Feeling comfortable diving in head first is a trait Goldman has clearly inherited. Goldman has already been hard at work, revamping the company’s website, goldmanproperties.com. “It’s really very much my baby and something I’m really proud of and excited about— it really shows the diversity of our organization,” she says. “I think it will take time for us to truly discover the next path of Goldman Properties, but we have a solid foundation, a strong business and an amazing path that my dad started that we will continue on.”
But as the wife of Scott Srebnick, a successful attorney and mother of three young boys ages 5, 8 and 10, her hat as CEO of Goldman Properties isn’t the only one she wears. “It’s a balance, and some days I’m better at being a mommy and some days I’m better at work,” explains Goldman. She also feels that work can be successfully integrated into family, even if it means talking shop at the dinner table. “My parents did it, and I actually think it’s a really healthy thing for my sons to see what it is to be a strong, successful woman. I encourage them to know what I do, so it’s not a big secret. They ask me ‘Mommy how was your day today? What did you work on?’” And she does include them; she travels with them, takes them to tastings, shows them different artists she’s considering or working with and tries to expose them to as much as possible. “It takes a little more effort, but your children are that much wiser and sophisticated for it. And traveling opens your eyes to so many new things, it forms who you are.”
As for Goldman, she’s still reeling from the sudden changes in her life. “You know, my dad has been gone for two and a half months and its still really fresh and new and a very big adjustment. I take all the lessons that I’ve learned over the course of working with him for the last 15 years and just being his daughter for a long time and put my own spin on it.” It is with these lessons that she intends to move Goldman Properties forward with plans for an office building in Wynwood and the constant evolution of the Walls.
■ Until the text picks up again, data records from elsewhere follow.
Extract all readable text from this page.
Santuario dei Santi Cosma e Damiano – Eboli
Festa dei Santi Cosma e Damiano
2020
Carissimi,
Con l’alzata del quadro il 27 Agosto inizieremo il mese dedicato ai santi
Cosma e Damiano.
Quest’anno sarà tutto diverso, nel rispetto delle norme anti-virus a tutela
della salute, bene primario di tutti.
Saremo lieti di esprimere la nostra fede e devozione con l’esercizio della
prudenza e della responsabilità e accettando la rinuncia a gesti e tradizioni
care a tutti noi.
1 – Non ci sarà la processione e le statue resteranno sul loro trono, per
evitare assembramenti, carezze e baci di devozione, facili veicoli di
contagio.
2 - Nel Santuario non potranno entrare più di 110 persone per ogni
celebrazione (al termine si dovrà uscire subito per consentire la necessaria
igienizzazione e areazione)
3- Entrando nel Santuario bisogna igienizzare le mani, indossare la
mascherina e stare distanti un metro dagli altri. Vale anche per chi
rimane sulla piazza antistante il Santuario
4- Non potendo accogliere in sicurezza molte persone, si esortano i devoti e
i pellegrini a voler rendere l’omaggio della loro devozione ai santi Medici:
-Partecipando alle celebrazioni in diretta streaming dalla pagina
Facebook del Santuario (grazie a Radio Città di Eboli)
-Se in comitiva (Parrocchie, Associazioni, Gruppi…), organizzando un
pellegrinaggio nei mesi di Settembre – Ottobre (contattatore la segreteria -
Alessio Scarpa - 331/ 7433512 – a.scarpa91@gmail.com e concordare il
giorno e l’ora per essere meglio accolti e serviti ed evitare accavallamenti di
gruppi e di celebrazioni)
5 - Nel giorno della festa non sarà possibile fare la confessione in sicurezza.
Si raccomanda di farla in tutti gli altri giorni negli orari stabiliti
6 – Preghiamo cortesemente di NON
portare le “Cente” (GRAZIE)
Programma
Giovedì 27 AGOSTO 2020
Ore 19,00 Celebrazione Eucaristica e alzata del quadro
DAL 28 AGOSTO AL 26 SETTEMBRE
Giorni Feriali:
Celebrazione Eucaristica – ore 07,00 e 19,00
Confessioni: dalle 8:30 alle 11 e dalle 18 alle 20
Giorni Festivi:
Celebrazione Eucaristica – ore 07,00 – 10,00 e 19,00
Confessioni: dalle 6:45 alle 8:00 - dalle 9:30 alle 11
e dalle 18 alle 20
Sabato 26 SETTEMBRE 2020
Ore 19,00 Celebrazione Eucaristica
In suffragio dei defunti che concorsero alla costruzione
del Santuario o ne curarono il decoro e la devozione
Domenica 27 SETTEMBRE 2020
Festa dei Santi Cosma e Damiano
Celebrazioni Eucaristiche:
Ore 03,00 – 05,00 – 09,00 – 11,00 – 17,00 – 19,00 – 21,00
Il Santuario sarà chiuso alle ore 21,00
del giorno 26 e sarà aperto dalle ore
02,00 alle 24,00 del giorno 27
“He’s an irreplaceable figure to me; there will never be another quite like him. But he also gave me the gift of opening my eyes to a world of business, a world of art, a world of culture, a world of kindness, a world of doing right for the planet. How could I not want to continue? I’m not him and I don’t pretend to be him. I am my own person and my hope is that I can give to the world what he’s given to the world.”